How does international trade affect the wage distribution across workers? We use detailed employer-employee covering 1987 to 2004 to answer this question. Using a new instrumental variable approach to disentangle the effects that trade openness has over the distribution of income and wages, we document that an increase in local trade exposure reduces wage inequality. Furthermore, we show that this result is associated with changes happening at the within-industry and within-firm levels. These changes lead to increases in the relative demand for low-wage and low-skill type of worker. At the within-industry level, we show that trade openness reallocates workers towards small firms and low-skilled jobs. At the within-firm level, we find that small firms increase their labor intensity and the average amount of workers, while larger firms reduce it in response to changes in trade openness. We argue that these firm-level responses are the root of the increase in the relative demand for low-wage workers.

Selected work in progress

Pricing to Clients and the Pass-Through of Shocks
(with Armen Khederlarian)

Most of the studies on exporter's pricing behavior focus on discrimination across markets.

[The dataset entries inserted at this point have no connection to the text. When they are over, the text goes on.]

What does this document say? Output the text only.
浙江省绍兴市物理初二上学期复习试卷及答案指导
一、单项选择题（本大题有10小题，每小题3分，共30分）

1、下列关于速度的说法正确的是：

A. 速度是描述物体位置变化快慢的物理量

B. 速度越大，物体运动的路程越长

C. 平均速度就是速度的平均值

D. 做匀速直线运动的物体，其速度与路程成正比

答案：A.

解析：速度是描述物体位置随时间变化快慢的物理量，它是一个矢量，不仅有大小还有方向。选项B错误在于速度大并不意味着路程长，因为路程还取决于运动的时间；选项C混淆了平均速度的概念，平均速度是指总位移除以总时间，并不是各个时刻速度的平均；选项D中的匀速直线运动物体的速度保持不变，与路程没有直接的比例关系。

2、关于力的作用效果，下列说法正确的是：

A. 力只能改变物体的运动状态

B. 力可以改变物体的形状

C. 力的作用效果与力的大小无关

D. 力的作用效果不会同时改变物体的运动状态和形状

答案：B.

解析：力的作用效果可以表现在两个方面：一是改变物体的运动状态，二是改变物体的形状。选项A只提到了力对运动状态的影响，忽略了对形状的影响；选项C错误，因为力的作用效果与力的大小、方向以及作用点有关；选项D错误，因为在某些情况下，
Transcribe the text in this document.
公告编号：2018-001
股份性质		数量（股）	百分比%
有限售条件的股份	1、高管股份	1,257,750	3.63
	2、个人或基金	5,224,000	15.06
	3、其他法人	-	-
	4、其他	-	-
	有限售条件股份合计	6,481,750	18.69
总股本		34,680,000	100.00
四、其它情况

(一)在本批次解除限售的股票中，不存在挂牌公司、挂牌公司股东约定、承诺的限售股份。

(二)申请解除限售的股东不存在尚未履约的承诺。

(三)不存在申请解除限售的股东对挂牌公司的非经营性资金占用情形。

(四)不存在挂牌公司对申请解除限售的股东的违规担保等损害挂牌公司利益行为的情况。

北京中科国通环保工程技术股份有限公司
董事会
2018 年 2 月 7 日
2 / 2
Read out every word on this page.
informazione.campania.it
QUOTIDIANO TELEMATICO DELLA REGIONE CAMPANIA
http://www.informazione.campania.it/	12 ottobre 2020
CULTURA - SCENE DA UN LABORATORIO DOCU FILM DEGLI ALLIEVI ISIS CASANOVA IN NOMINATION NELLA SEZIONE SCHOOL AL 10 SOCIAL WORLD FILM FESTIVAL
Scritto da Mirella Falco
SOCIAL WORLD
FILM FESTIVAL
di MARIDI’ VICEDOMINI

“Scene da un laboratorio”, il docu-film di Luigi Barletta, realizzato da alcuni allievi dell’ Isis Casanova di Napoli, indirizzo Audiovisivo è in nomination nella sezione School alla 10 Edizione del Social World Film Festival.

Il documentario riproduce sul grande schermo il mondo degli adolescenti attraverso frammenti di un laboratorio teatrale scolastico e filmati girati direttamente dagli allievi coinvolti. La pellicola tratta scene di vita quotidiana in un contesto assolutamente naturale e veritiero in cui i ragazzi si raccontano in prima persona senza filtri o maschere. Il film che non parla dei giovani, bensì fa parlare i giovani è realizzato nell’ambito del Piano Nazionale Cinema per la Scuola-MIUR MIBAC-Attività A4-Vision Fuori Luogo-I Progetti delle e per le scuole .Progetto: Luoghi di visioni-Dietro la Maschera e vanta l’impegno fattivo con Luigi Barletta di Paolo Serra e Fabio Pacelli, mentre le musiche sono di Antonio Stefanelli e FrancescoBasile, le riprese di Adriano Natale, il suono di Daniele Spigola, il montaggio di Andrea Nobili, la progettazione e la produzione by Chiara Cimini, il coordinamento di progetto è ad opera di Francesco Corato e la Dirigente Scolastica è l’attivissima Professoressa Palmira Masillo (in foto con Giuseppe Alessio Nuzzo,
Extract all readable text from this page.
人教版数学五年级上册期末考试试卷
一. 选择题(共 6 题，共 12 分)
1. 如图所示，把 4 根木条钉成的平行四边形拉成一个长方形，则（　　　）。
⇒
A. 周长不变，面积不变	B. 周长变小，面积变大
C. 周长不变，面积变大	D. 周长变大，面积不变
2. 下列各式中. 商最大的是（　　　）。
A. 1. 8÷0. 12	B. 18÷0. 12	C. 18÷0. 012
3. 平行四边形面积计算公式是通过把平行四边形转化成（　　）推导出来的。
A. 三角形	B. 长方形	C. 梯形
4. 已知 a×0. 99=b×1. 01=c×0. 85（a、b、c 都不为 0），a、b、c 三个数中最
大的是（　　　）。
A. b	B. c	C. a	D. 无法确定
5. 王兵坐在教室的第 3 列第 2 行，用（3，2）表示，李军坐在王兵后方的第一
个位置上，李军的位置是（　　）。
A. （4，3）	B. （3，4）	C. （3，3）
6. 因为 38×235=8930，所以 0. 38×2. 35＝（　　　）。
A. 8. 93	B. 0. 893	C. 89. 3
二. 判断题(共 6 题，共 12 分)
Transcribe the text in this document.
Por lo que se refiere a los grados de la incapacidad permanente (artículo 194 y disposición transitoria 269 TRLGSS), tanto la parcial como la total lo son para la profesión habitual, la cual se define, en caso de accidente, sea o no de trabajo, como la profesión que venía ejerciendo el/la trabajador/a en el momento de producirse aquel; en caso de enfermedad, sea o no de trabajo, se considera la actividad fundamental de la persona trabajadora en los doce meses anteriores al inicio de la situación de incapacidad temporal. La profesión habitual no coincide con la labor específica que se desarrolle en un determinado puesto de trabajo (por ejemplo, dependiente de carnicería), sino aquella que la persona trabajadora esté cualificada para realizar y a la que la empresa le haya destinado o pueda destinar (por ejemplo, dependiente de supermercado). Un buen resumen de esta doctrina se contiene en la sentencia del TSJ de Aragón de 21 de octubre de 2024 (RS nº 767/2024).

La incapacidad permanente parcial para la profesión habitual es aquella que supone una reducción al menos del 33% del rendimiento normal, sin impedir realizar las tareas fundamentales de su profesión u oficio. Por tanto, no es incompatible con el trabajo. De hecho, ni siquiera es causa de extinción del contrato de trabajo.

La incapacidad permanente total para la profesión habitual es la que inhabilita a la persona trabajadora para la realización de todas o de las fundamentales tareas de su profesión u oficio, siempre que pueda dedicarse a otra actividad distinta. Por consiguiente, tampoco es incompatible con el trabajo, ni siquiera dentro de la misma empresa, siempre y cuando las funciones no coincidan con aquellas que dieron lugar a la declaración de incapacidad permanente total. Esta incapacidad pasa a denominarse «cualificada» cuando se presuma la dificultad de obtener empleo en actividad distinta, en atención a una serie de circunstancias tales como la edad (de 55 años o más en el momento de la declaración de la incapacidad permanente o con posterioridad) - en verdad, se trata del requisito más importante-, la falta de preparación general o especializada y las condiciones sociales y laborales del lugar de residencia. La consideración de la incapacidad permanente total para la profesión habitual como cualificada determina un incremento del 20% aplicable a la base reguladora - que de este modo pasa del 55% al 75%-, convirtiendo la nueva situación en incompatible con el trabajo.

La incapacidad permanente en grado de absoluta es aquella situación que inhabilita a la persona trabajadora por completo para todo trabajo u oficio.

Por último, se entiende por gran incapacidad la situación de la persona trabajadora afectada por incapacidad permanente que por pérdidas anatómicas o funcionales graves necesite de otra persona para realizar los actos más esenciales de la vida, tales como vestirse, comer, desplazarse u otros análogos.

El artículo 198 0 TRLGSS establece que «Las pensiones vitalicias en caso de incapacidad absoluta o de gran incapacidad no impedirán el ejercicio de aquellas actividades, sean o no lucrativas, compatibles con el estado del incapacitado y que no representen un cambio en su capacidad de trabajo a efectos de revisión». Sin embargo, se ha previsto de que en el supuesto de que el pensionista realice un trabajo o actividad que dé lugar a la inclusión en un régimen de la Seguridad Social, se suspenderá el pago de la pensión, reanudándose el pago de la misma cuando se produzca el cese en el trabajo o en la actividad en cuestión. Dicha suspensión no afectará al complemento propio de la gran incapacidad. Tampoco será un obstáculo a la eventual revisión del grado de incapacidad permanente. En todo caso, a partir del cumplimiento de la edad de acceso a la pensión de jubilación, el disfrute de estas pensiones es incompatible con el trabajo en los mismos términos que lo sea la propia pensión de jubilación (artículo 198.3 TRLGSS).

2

Less attention has been paid to how firms price discriminate across their portfolio of customers. Using novel firm-to-firm transaction level data from Colombian exports, we document three facts. First, price dispersion at the seller-product level is non-negligible and a large fraction of it is accounted for by within destination variation. Second, clients with larger shares in the exporters' past revenues pay lower prices and their prices are adjusted more frequently. Third, prices paid by the largest clients are less sensitive to fluctuations in the exchange rate, especially when the currency appreciates. These results illustrate that firms actively price discriminate across their buyers and offer more favorable terms to their largest clients. We rationalize these facts with a model of heterogeneous buyers and sellers, costly search, random matching and menu costs.